Religion speaks for the entirety of Mathell's being. Since his earliest time as an acolyte of Kelemvor's church, Mathell has been a well-known figure for his unshakable devotion to his god. This stalwart belief has many drawbacks beside the great strength it offers him when overcoming trials of faith, however. Mathell is *often* perceived as an overly prideful, even arrogant young Knight with a morose fascination for warfare and death combined.

This is true only by matter of perception. The Doomguide lives by the strength of his faith in Kelemvor, and the tasks he performs on his behalf. As a Paladin of the Eternal Order, this commonly equates into the hunting and complete annihilation of all cases of undeath, and those who conjure them. An obsession with no end, Mathell is a zealot with the words of his god as his only moral compass. While this is comforting to all who follow Kelemvor in same, it makes him a ferocious and somewhat unreasonable foe to face.

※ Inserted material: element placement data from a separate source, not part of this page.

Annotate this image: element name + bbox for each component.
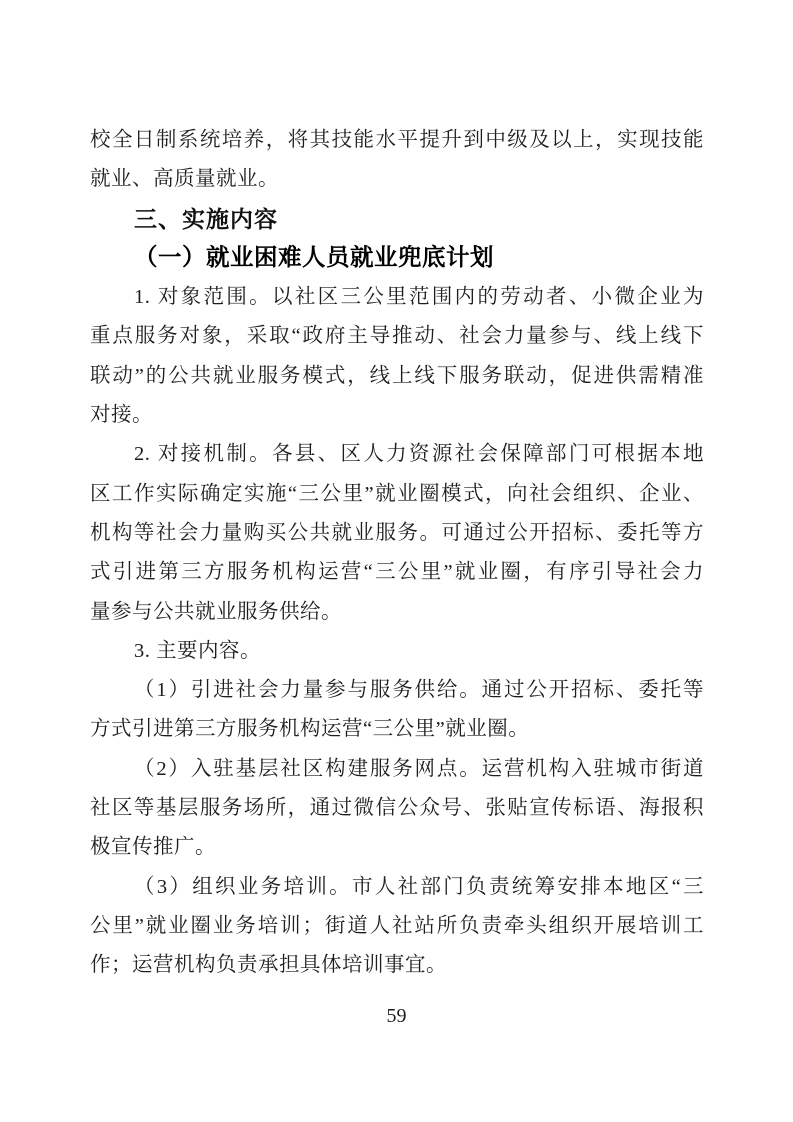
- text-line: 区工作实际确定实施“三公里”就业圈模式，向社会组织、企业、: [90, 475, 704, 514]
- text-line: （1）引进社会力量参与服务供给。通过公开招标、委托等: [90, 671, 704, 710]
- paragraph: （3）组织业务培训。市人社部门负责统筹安排本地区“三公里”就业圈业务培训；街道人…: [90, 868, 704, 986]
- paragraph: 校全日制系统培养，将其技能水平提升到中级及以上，实现技能就业、高质量就业。: [90, 121, 704, 200]
- text-line: 3. 主要内容。: [90, 632, 704, 671]
- text-line: 社区等基层服务场所，通过微信公众号、张贴宣传标语、海报积: [90, 789, 704, 828]
- paragraph: （1）引进社会力量参与服务供给。通过公开招标、委托等方式引进第三方服务机构运营“…: [90, 671, 704, 750]
- text-line: 2. 对接机制。各县、区人力资源社会保障部门可根据本地: [90, 435, 704, 474]
- text-line: 对接。: [90, 396, 704, 435]
- paragraph: 3. 主要内容。: [90, 632, 704, 671]
- text-line: （2）入驻基层社区构建服务网点。运营机构入驻城市街道: [90, 750, 704, 789]
- text-line: 1. 对象范围。以社区三公里范围内的劳动者、小微企业为: [90, 278, 704, 317]
- subsection-heading: （一）就业困难人员就业兜底计划: [90, 239, 704, 278]
- page-number: 59: [0, 1004, 793, 1028]
- text-line: 作；运营机构负责承担具体培训事宜。: [90, 946, 704, 985]
- paragraph: （2）入驻基层社区构建服务网点。运营机构入驻城市街道社区等基层服务场所，通过微信…: [90, 750, 704, 868]
- text-line: 量参与公共就业服务供给。: [90, 593, 704, 632]
- section-heading: 三、实施内容: [90, 200, 704, 239]
- text-line: 公里”就业圈业务培训；街道人社站所负责牵头组织开展培训工: [90, 907, 704, 946]
- text-line: 校全日制系统培养，将其技能水平提升到中级及以上，实现技能: [90, 121, 704, 160]
- paragraph: 1. 对象范围。以社区三公里范围内的劳动者、小微企业为重点服务对象，采取“政府主…: [90, 278, 704, 435]
- document-page: 校全日制系统培养，将其技能水平提升到中级及以上，实现技能就业、高质量就业。三、实…: [0, 0, 793, 1122]
- paragraph: 2. 对接机制。各县、区人力资源社会保障部门可根据本地区工作实际确定实施“三公里…: [90, 435, 704, 631]
- text-line: 就业、高质量就业。: [90, 160, 704, 199]
- text-line: 重点服务对象，采取“政府主导推动、社会力量参与、线上线下: [90, 317, 704, 356]
- text-line: （3）组织业务培训。市人社部门负责统筹安排本地区“三: [90, 868, 704, 907]
- text-line: 联动”的公共就业服务模式，线上线下服务联动，促进供需精准: [90, 357, 704, 396]
- text-line: （一）就业困难人员就业兜底计划: [90, 239, 704, 278]
- text-line: 机构等社会力量购买公共就业服务。可通过公开招标、委托等方: [90, 514, 704, 553]
- text-line: 极宣传推广。: [90, 828, 704, 867]
- text-line: 方式引进第三方服务机构运营“三公里”就业圈。: [90, 710, 704, 749]
- text-line: 式引进第三方服务机构运营“三公里”就业圈，有序引导社会力: [90, 553, 704, 592]
- document-body: 校全日制系统培养，将其技能水平提升到中级及以上，实现技能就业、高质量就业。三、实…: [90, 121, 704, 986]
- text-line: 三、实施内容: [90, 200, 704, 239]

Remarkable to many, and in great contrast to his unpleasant appearance, Mathell is known to be quite the public speaker. His voice is a deep, genuine tone with a pleasing ring around each word. His words themselves are carefully considered and always spoken with the most extravagant of tastes.


Significant Relationships:

Luther Quen: A veteran Triadic Knight, Luther was the first of the Triumvirate to readily include the Doomguide in strategic affairs concerning the rising threat of undeath and their summoners. They remain as close of an example of friends as any Mathell has known, along beside their stalwart comradery on the field.

Cecania Coraline: A former Templar of Helm's Waterdeep clergy and now commonly considered the Sundren church of Helm's Triadic representative, Mathell considers Cecania one of the few genuinely trustworthy citizens of the valley.

Edward, House of the Triad: Luther Quen's younger disciple, Edward and Mathell get along surprisingly well. From their great amount of time in sparring together and the frequent battles they've weathered, they exist as a strange, but blossoming friendship between two distinctly different churches.